Old Telephone Books


I have a drawer in an old cupboard where I keep phone books. Lots of old phone books. Some people find it funny that I keep them when we now have phones that store people's phone numbers, making them available to us instantly on demand. While on demand saves you time, it also deprives you of a moment of slowing down and searching pages full of names and addresses and those phone numbers. 

I've always considered phone books to be mini history books of a certain place and a certain time. They offer glimpses of names of people who may have moved or passed away or once been your neighbor on a street of long ago. They highlight businesses, everything from corner stores you may have frequented on your way home from school to retail stores that might have since been torn down or closed or moved away. They list the banks. The schools. The funeral homes. The industries and lawyers and hospitals and everything else that makes up a community. And we can't forget those Yellow Pages. I realize all of that information is now online and with a click of a button, there it is. But there is something about the smell of all that ink on paper and the fact you can hold it and turn the pages that makes the experience of going to a phone book a pleasant one.
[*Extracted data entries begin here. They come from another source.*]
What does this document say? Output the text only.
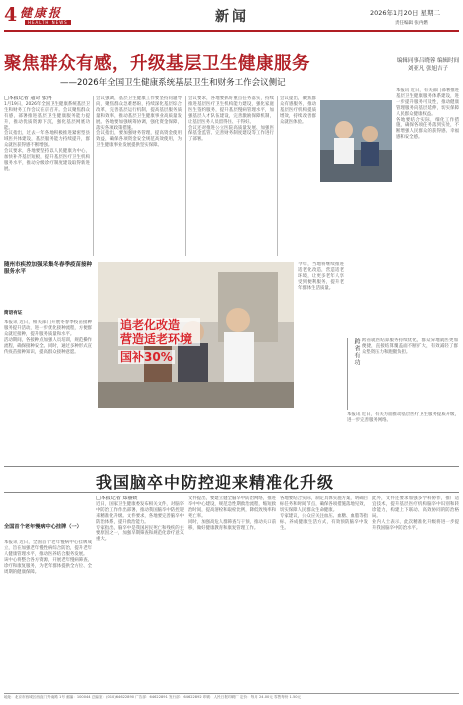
4 健康报
HEALTH NEWS	新闻	2026年1月20日 星期二
责任编辑 张冉燃
聚焦群众有感，升级基层卫生健康服务
——2026年全国卫生健康系统基层卫生和财务工作会议侧记
编辑同事吕晓蓉 编辑时间刘亚凡 张旭吉子
□本报记者 寇奇 张冉
1月19日，2026年全国卫生健康系统基层卫生和财务工作会议在京召开。会议聚焦群众有感，部署推进基层卫生健康服务能力提升，推动优质资源下沉，强化基层网底功能。
会议指出，过去一年各地积极推进紧密型县域医共体建设，基层服务能力持续提升，群众就医获得感不断增强。
会议要求，各地要坚持以人民健康为中心，加快补齐基层短板，提升基层医疗卫生机构服务水平，推动分级诊疗制度建设取得新进展。
会议强调，基层卫生健康工作要坚持问题导向，聚焦群众急难愁盼，持续深化基层综合改革，完善基层运行机制，提高基层服务质量和效率，推动基层卫生健康事业高质量发展。各地要加强统筹协调，强化资金保障，落实各项政策措施。
会议指出，要加强财务管理，提高资金使用效益，确保各项资金安全规范高效使用，为卫生健康事业发展提供坚实保障。
会议要求，各地要抓好重点任务落实，持续推进基层医疗卫生机构能力建设，强化家庭医生签约服务，提升基层慢病管理水平，加强基层人才队伍建设，完善激励保障机制，让基层医务人员留得住、干得好。
会议还对推进公立医院高质量发展、加强医保基金监管、完善财务制度建设等工作进行了部署。
会议提出，聚焦群众有感服务，推动基层医疗机构提质增效，持续改善群众就医体验。
本报讯 近日，有关部门部署推进基层卫生健康服务体系建设，进一步提升服务可及性，推动健康管理服务向基层延伸，切实保障人民群众健康权益。
各地要结合实际，细化工作措施，确保各项任务落到实处，不断增强人民群众的获得感、幸福感和安全感。
随州市疾控加强采集冬春季疫苗接种服务水平
简语有证
本报讯 近日，相关部门开展冬春季疫苗接种服务提升活动，进一步优化接种流程，方便群众就近接种，提升服务质量和水平。
活动期间，各接种点加强人员培训，规范操作流程，确保接种安全。同时，通过多种形式宣传疫苗接种知识，提高群众接种意愿。
追老化改造
营造适老环境
国补30%
今年，当地将继续推进适老化改造，营造适老环境，让更多老年人享受到便利服务，提升老年群体生活质量。
跨省有功 跨省就医结算服务持续优化，群众异地就医更加便捷，直接结算覆盖面不断扩大，有效减轻了群众垫资压力和跑腿负担。
本报讯 近日，有关方面推动基层医疗卫生服务提质升级，进一步完善服务网络。
我国脑卒中防控迎来精准化升级
全国首个老年慢病中心挂牌（一）
本报讯 近日，全国首个老年慢病中心挂牌成立，旨在加强老年慢性病综合防治，提升老年人健康管理水平，推动医养结合服务发展。
该中心将整合各方资源，开展老年慢病筛查、诊疗和康复服务，为老年群体提供全方位、全周期的健康保障。
□本报记者 郑丽媛
近日，国家卫生健康委发布相关文件，对脑卒中防治工作作出部署，推动我国脑卒中防控迎来精准化升级。文件要求，各地要完善脑卒中防治体系，提升救治能力。
专家指出，脑卒中是我国居民死亡和残疾的主要原因之一，加强早期筛查和规范化诊疗意义重大。
文件提出，要建立健全脑卒中防治网络，推进卒中中心建设，规范急性期救治流程，缩短救治时间，提高溶栓和取栓比例，降低致残率和死亡率。
同时，加强高危人群筛查与干预，推动关口前移，做好健康教育和康复管理工作。
各地要结合实际，制定具体实施方案，明确目标任务和时间节点，确保各项措施落地见效，切实保障人民群众生命健康。
专家建议，公众应关注血压、血糖、血脂等指标，养成健康生活方式，有效预防脑卒中发生。
此外，文件还要求加强多学科协作，推广适宜技术，提升基层医疗机构脑卒中识别和转诊能力，构建上下联动、高效协同的防治格局。
业内人士表示，此次精准化升级将进一步提升我国脑卒中防治水平。
地址：北京市西城区西直门外南路 1号 邮编：100044 总编室：(010)64622890 广告部：64622891 发行部：64622892 印刷：人民日报印刷厂 定价：每月 24.00元 零售每份 1.50元
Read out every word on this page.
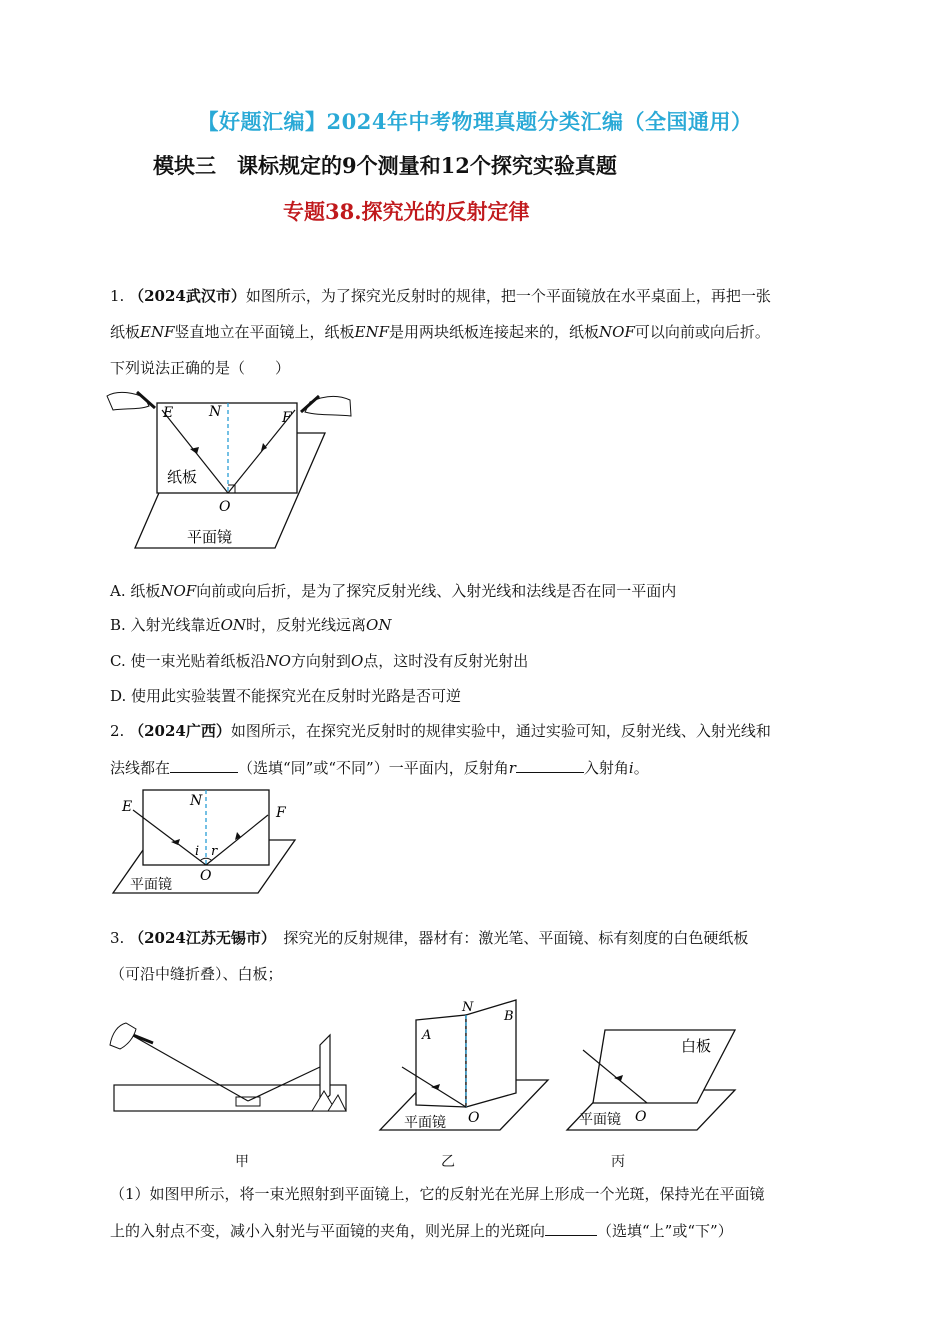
【好题汇编】2024年中考物理真题分类汇编（全国通用）
模块三　课标规定的9个测量和12个探究实验真题
专题38.探究光的反射定律
1. （2024武汉市）如图所示，为了探究光反射时的规律，把一个平面镜放在水平桌面上，再把一张
纸板ENF竖直地立在平面镜上，纸板ENF是用两块纸板连接起来的，纸板NOF可以向前或向后折。
下列说法正确的是（　　）
E	N	F
纸板
O
平面镜
A. 纸板NOF向前或向后折，是为了探究反射光线、入射光线和法线是否在同一平面内
B. 入射光线靠近ON时，反射光线远离ON
C. 使一束光贴着纸板沿NO方向射到O点，这时没有反射光射出
D. 使用此实验装置不能探究光在反射时光路是否可逆
2. （2024广西）如图所示，在探究光反射时的规律实验中，通过实验可知，反射光线、入射光线和
法线都在	（选填“同”或“不同”）一平面内，反射角r	入射角i。
E	N
F
i r
O
平面镜
3. （2024江苏无锡市）　 探究光的反射规律，器材有：激光笔、平面镜、标有刻度的白色硬纸板
（可沿中缝折叠）、白板；
N
A
B
O
平面镜
白板
O
平面镜
甲	乙	丙
（1）如图甲所示，将一束光照射到平面镜上，它的反射光在光屏上形成一个光斑，保持光在平面镜
上的入射点不变，减小入射光与平面镜的夹角，则光屏上的光斑向	（选填“上”或“下”）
Besides the information included in phone books, I've found phone books the perfect places to scribble information I don't want to forget such as phone numbers of people not from the area and favorite places to call for pizza or doctors' numbers you may need in a hurry. One of my aunts was the one in our family to go to for the latest information on family members. She'd update phone numbers and addresses of family members as new members came along or moved away. Her diligence was appreciated. She was our 'Keeper of Family Information.' She herself was like a human phone book.

When I was little, I remember my mother taking the phone book to work with her as Christmas was approaching. She worked nights at Hepburn Hospital as Charge Nurse in the ER. Those were the days when everyone sent everyone they knew a Christmas card. My mother wrote out a list of names and took the phone book with her to look up addresses if she had a moment to do so when at work. I loved looking her list over. Loved seeing her beautiful penmanship, writing names on a piece of paper, making sure she didn't forget to send someone a Christmas card. Using the phone book insured she had their addresses. Those not listed in the phone book were neatly written inside the phone book.

When looking at all of my phone books stacked on top of one other, it is interesting to see how the depth of phone books slowly was reduced as phones became our lifeline to the world, taking photos, paying bills, calling individuals, providing us information just like a phone book.

But they will never be like a phone book. For most, that is just fine. But for me, I prefer all of those pages bound together and kept in a drawer.